Chapter 4 THE FLARE
Alana walked through the blistering heat. What used to be her home was an endless desert. She had to care for her mother who had caught the terrifying plague that had killed so many innocent children so far. She knew that soon she would not be able to stay with her mother as she would become dangerous, and then Alana would leave to travel to the only place possible she knew, a cave 40 miles North.
Alana was immune to the plague like the rest of the new generation of kids. Sometimes she wished she could get it, to escape from this hell on earth to be with God. Even now she wondered if God still watched over her. She wondered if God still looked after her and kept her safe. It didn't seem that He was helping her through this burden, but every day she still prayed for her mothers and her own survival.
She carried the water towards her house. You couldn't really call it a house. It was a shelter made of wood and cotton. It wasn't very big at all but it didn't need to be waterproof, it just needed to keep the sand out and the sun off their skin.
Her mother was getting worse.
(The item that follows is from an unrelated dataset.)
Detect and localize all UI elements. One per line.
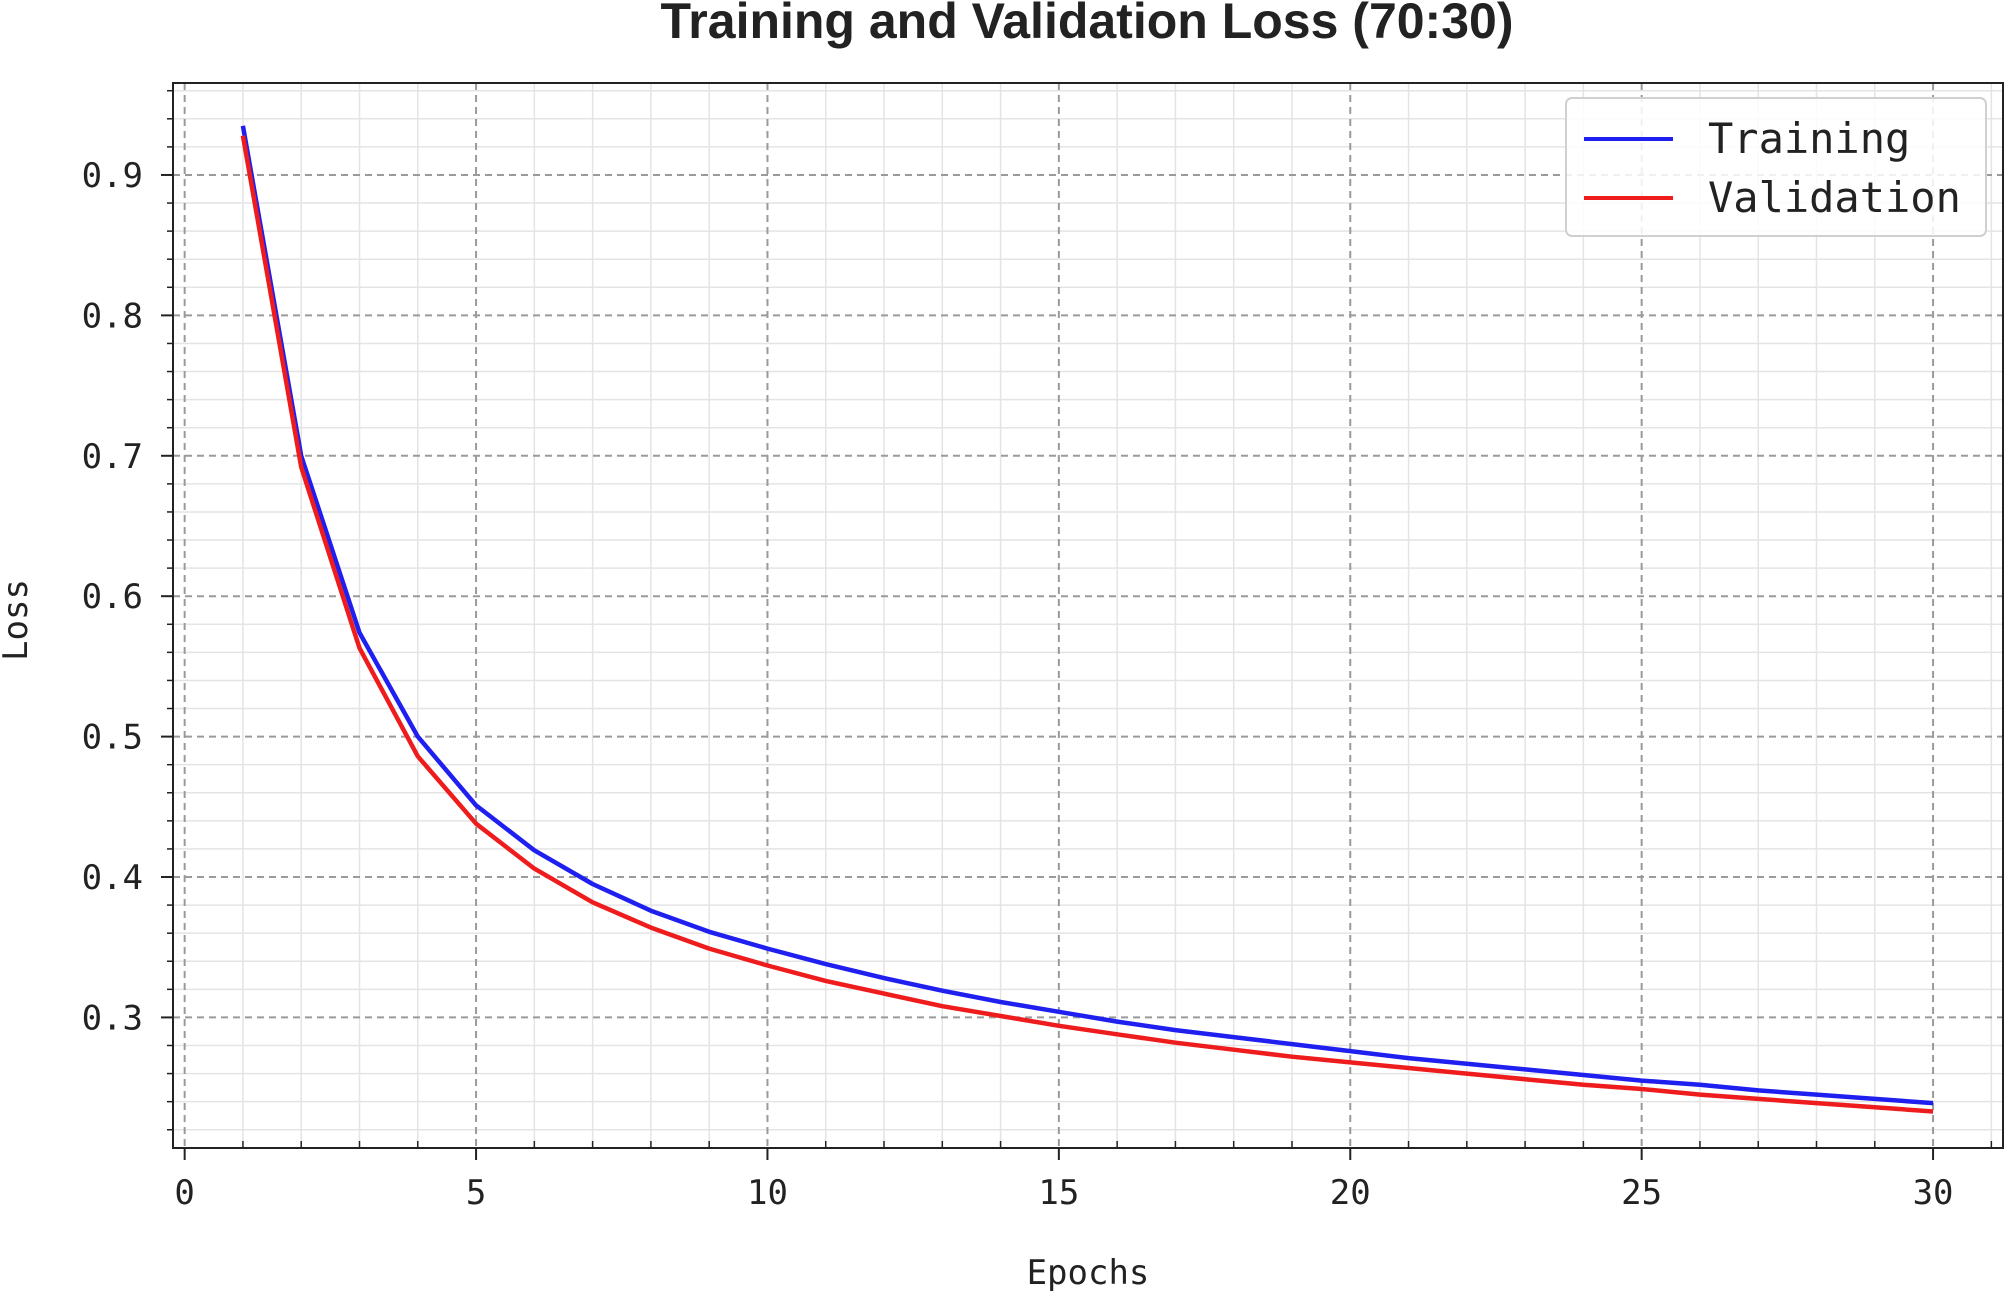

She was forgetting everything, to eat, to go for a pee, that she even had a daughter. Alana hated caring for her but at the same time loved her mother and wouldn't leave her side until she had to for her own safety. One day her mother would forget that humans were not food. That's what The Flare did to your brain.
"Hey mum, how are you doing?" Her mother was burnt from the sun. Her skin was permanently burning hot. You could see her ribs because of the hunger and the fact she sometimes refused food. Alana had heard of people refusing human food until they would only eat humans themselves.
Her mum was lying suspended off the sand by wooden planks Alana had dragged from a ruined shack near the well where she gathered water. Her mouth was open slightly, her lips cracked. Her hair was down to her shoulders and pulled back in a sweaty ponytail. Clothes consisted of underwear, a large brown shirt and a thin blanket covering her waist and legs.
Alana poured some water from the bucket she had been carrying from the well into a smaller cup. She held it to her mother's lips.
"Mum, it's water, do you want some?" Her mother didn't reply, just breathed with short breaths.
"Mum you have to drink it, you will die. Please." Alana gased at her mother with tears in her eyes. Her mother still didn't reply.
"Do it for me. I'm your daughter Alana. Please drink the water." She shook her mothers shoulders. She was sobbing uncontrollably now. She knew it was almost time to leave. Her mother wasn't responding to anything she said. Alana took the water for herself and cried as she gathered all of her few possesions.